Gluten-Free and Vegan Options

Ingredients:

Filling:

6 cups peeled, deseeded (if large) and cubed (think thick pineapple chunks) zucchini* (About 5 medium store-sized zucchini/squash)

½ cup sugar or pure maple syrup

¼ cup lemon juice

1 ½  teaspoon apple pie spice (Can substitute with 1 teaspoon cinnamon, ¼  teaspoon nutmeg, & ⅛ teaspoon allspice)

2 tablespoons all purpose flour, gluten-free if needed

Streusel Topping:

1 cup oats

¾ cup all-purpose flour, gluten-free if needed

¾ cup brown sugar

½ teaspoon cinnamon

½ cup cold butter, cut into pieces (can use vegan variety)

Directions:

Peel and cube zucchini.

Over medium heat, add prepared zucchini and all filling ingredients EXCEPT flour.

Allow to cook down, approximately 10-20 minutes, or until zucchini chunks are super soft when pressed with a spoon.   

Stir in flour and allow to cook 3-5 more minutes, or until flour has been well incorporated and filling has thickened.  

Meanwhile, preheat oven to 375 degrees.

Spray 8×8 or 9×9 square baking dish with nonstick cooking spray.

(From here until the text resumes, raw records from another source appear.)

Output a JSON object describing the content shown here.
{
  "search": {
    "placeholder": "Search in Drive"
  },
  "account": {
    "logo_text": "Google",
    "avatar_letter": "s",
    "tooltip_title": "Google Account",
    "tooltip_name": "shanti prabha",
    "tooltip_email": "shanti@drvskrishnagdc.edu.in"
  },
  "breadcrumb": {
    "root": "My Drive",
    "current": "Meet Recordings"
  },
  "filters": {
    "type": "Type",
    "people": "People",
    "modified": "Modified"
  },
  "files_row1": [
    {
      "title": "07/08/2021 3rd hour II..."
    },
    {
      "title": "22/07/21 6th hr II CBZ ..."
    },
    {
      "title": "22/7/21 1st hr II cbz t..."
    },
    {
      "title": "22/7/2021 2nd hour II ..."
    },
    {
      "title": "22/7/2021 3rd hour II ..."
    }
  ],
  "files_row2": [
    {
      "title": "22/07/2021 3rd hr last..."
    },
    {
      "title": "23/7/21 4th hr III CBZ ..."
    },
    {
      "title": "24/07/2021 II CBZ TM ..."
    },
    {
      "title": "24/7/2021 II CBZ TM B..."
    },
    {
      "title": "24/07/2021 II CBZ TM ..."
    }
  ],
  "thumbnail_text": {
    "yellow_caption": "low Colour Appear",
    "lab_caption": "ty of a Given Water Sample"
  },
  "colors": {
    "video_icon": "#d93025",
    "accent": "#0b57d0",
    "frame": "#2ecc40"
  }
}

In a medium bowl, mix together oats, flour, brown sugar, and cinnamon until well blended. 

Cut in cold butter into mixture, using a fork or pastry blender, until crumbly, careful not to overmix. Set aside.

Spread zucchini filling mixture evenly into prepared baking pan.

Sprinkle with streusel topping mixture.

Bake 30-45 minutes, or until topping is crispy, golden brown and juices are bubbling along edges.

Allow to cool 15-20 minutes before serving.

Makes 6 generous servings or 9 smaller servings.

Feel free to top with favorite ice cream or whipped topping if desired.

*Feel free to experiment with other summer squashes, such as, yellow squash, crookneck squash, pattypan, cousa squash, and zephyr varieties 

Peel zucchini 🥒

Cut them up into pineapple chunk size.
MIx the filling up, add it to pot, and cook it down.
MIx together dry ingredients for streusel.
Cut cold butter into streusel mixture.
Bake it up until top is crispy and golden brown, and the juices are bubbling around the edges/sides.
Serve it up, once cooled!

Here's a sweet way to get a serving of vegetables in, and it will also help you use up all of those zucchinis your neighbors love to share! 🥒
With or without topping, you won’t believe it’s not apple crisp!